От его тона и взгляда из головы Нади за секунду выветриваются все иллюзии, и она быстро опустошает любимую бирюзовую сумку из кожзаменителя, старую, потертую, местами искусно и почти незаметно зашитую. Она раскладывает на столе ключи от квартиры, кошелек, жвачку, помаду, зеркальце, зонтик, пакетик с бумажными салфетками, монеты, проездной на метро и шариковую ручку.

– В моих карманах ничего нет. – Для наглядности она хлопает по карманам жакета и джинсов.

– Документы? – Наливайко смотрит вопросительно.

– У меня нет с собой документов.

– Украшения? – Лейтенант переводит взгляд с ушей на руки Нади.

– Нет у меня украшений.

– Еще телефоны?

– Нет, – она отрицательно мотает головой, – я все выложила.

Она посмотрела на сумку – эту бирюзовую красоту Валерка купил в Польше, когда ездил на стажировку, и выслал по почте, внутри лежала открытка «С днем рождения» – и вдруг почувствовала себя абсолютно голой. Странно, но именно голой, будто она стоит в толпе и прикрыться нечем. Кто-то рассказывал, как одна женщина была у любовника, а тут жена пришла. Женщина так испугалась, что выскочила из дома в одном белье, но сумку захватить не забыла. Надя улыбается нелепому воспоминанию и потирает запястья.

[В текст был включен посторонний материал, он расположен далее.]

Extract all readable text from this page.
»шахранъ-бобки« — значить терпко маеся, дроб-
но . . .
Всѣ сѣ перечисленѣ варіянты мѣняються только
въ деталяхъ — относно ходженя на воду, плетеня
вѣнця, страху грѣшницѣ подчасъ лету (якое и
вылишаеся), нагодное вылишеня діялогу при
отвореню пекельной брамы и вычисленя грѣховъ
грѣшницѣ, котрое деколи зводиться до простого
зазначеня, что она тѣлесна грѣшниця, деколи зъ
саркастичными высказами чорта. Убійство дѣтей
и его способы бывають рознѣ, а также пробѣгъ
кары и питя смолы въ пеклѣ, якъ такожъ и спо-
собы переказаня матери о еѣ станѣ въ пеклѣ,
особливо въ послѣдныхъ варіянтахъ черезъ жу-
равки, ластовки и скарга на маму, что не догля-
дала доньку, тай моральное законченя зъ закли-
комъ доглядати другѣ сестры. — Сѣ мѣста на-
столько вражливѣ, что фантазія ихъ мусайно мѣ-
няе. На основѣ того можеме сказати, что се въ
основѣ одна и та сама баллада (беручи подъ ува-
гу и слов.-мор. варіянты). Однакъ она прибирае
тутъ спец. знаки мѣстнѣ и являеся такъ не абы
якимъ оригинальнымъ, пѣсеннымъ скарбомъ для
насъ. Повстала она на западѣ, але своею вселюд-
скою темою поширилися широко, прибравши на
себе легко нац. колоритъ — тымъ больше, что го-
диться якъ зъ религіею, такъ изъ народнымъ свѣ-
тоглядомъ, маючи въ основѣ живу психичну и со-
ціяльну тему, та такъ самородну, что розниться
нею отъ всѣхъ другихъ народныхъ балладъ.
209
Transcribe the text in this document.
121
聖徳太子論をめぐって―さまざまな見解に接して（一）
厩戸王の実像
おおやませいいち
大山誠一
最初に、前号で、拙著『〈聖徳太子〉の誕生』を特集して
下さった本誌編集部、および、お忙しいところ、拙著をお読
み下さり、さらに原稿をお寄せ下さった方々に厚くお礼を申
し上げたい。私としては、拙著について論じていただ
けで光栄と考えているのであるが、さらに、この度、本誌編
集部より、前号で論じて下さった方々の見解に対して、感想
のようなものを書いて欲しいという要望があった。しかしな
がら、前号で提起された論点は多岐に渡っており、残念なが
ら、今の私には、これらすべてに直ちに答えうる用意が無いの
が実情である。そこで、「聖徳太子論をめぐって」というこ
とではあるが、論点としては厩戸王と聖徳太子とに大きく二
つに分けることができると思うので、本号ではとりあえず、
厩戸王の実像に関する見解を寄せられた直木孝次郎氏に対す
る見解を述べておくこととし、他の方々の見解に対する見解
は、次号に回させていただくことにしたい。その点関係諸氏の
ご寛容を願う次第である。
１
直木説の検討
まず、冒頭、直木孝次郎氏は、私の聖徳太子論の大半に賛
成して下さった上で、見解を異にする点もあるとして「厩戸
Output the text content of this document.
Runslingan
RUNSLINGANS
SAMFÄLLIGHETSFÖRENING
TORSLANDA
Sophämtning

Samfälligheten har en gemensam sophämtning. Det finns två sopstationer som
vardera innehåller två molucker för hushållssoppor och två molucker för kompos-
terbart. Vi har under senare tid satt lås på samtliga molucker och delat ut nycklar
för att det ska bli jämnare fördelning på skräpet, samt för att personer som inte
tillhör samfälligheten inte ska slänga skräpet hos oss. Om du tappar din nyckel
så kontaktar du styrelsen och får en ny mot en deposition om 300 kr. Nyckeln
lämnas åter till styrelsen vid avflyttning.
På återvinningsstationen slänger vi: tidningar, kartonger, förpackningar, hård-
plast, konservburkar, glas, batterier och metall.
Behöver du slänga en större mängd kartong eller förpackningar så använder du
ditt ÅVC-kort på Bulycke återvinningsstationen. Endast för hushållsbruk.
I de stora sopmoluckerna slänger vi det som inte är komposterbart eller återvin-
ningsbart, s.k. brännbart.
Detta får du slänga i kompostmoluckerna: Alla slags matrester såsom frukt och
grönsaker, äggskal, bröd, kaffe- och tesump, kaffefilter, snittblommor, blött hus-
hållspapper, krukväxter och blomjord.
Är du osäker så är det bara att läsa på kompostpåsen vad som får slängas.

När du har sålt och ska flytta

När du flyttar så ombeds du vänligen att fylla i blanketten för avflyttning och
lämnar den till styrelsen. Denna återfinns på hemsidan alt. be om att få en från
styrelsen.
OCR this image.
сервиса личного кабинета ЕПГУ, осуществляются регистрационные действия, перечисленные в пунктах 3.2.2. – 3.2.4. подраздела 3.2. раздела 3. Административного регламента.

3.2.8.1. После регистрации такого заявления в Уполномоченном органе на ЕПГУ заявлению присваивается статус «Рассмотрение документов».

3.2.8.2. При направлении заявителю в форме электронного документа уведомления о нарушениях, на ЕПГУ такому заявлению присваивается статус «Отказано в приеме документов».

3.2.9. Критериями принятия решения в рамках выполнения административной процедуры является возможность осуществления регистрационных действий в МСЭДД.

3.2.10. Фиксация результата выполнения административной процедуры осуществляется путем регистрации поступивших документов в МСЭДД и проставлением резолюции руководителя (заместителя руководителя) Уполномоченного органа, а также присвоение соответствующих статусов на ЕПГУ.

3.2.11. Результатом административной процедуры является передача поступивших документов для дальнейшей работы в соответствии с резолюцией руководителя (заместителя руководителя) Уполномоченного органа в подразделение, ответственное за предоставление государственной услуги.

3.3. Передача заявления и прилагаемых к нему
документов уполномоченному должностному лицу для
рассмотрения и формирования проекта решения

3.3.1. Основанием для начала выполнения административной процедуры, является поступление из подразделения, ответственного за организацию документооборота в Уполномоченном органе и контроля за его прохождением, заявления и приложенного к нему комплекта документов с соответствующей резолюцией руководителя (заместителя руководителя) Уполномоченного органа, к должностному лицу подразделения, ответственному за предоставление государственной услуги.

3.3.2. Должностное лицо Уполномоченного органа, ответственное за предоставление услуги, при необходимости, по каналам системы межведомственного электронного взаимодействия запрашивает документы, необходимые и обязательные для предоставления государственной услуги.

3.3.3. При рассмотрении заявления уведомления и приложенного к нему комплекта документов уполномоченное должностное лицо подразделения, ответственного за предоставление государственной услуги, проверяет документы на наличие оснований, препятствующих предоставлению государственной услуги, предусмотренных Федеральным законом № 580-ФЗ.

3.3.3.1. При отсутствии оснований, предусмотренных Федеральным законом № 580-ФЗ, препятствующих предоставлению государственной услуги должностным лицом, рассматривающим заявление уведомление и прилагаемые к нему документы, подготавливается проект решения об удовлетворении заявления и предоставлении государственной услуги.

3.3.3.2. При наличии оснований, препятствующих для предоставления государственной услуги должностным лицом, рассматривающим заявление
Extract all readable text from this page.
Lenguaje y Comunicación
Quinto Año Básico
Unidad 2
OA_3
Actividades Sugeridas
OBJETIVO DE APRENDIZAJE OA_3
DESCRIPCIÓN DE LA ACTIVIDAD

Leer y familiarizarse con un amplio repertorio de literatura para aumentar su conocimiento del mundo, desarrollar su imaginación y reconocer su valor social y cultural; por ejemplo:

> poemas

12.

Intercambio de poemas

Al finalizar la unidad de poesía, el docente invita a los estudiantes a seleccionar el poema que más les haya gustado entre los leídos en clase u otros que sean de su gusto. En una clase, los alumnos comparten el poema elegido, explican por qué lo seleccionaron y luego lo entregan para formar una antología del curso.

– Садитесь. – Наливайко жестом показывает на пластмассовую табуретку. – Значит, документов при вас нет?

– Нет.

– Кто может привезти документы?

– Никто, я живу одна.

– А родственники?

– У меня нет родственников. – Она сутулится и оборонительно скрещивает руки на груди.

– Совсем?

– Совсем. Это имеет отношение к делу? – довольно грубо спрашивает она.

– Прошу запомнить, вопросы здесь задаю я. – На его лице проступает жуткая усталость, он хмурится. – Повторяю: кто может привезти документы? Это существенно облегчит ваше положение.

– Никто.

– А подруги?

– У меня нет подруг.

– Хм… – Он приподнимает пшеничную бровь. – Ни семьи, ни подруг?

– Да, ни семьи, ни подруг, – отрезает Надя.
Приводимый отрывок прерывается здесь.